Concetti Chiave
- Wordsworth emphasizes a new poetry concept focusing on nature, common life, simple language, emotions, and imagination.
- Romantic poets criticize elaborate language, arguing it fails to convey true feelings and emotions effectively.
- The poet, seen as a man with a sensitive soul, transforms reality through imagination, creating an unseen world.
- Wordsworth describes poetry as a "spontaneous overflow of feelings," born from sensory experiences recollected in tranquility.
- Nature plays a central role in Wordsworth's poetry, contrasting with urban life and serving as a fountain of emotions.
A certain colouring of imagination
This text is taken from the Preface to the Second Edition of Lyrical Ballads, regarded as the Manifesto of English Romanticism.Wordsworth expresses a new concept of poetry which emphasizes the importance of nature, common life, simple language, and emotions and imagination.

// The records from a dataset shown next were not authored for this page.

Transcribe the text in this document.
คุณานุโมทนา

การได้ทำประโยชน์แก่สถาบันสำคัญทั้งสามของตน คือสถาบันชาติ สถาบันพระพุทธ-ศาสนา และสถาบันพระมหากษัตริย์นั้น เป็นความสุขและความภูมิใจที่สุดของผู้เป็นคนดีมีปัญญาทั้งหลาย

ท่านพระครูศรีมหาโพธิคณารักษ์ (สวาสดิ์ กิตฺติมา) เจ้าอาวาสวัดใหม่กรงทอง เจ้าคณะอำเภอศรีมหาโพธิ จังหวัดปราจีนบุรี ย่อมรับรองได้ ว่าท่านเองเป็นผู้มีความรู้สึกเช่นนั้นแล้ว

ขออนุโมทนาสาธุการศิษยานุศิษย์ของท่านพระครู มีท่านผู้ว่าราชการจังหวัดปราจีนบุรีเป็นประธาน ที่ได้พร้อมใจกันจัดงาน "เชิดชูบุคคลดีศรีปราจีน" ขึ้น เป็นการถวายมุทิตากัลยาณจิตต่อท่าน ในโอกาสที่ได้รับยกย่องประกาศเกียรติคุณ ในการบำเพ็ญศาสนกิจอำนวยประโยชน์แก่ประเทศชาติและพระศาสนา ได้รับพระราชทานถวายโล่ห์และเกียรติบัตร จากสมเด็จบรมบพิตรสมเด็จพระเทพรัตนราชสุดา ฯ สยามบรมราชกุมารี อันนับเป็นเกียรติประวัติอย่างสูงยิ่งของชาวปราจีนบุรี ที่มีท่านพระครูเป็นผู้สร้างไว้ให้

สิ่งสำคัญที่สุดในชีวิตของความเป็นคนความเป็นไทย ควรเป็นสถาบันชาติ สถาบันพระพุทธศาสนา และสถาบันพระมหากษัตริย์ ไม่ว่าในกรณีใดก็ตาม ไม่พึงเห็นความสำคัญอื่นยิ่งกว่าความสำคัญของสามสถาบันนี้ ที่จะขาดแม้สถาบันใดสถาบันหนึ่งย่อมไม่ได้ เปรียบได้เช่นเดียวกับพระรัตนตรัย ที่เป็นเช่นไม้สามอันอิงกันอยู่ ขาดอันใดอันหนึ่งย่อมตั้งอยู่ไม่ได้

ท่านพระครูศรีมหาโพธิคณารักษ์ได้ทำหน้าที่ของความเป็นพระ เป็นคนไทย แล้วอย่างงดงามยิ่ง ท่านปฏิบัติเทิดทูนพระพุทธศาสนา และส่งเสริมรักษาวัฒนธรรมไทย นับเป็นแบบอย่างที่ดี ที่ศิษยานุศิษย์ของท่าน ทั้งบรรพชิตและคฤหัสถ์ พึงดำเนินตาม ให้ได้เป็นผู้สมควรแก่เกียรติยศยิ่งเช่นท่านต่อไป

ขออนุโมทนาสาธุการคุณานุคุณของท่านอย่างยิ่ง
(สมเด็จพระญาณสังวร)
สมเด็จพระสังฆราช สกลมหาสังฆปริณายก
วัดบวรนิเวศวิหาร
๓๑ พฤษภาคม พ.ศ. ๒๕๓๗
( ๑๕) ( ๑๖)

- Simple life is still the subject of poetry, as before, but now imagination changes the narration.
- Romantic poets criticize those who use elaborate language, because it is unclear and unable to express real feelings and emotions.
- The poet is a man who speaks to other men and has a different way of feeling and a more sensitive soul (more soul).
The poet considers himself superior because he sees events with a different spirit: he observes reality and transforms it into something else, using language to create something invisible.
The poet lives a sensory experience, then in tranquility recollects the emotion and writes the poem.
For Wordsworth, poetry is a “spontaneous overflow of feelings.”
Nature
Nature is the most important theme in Wordsworth’s poetry and has various meanings:- It is the opposite of the town;
- It is a source of emotions.
Imagination
The poet uses imagination to transform experience.
Poetry
- Has a different way of feeling;
- Sees reality and transforms it through imagination;
- Has the ability to evoke passion in himself.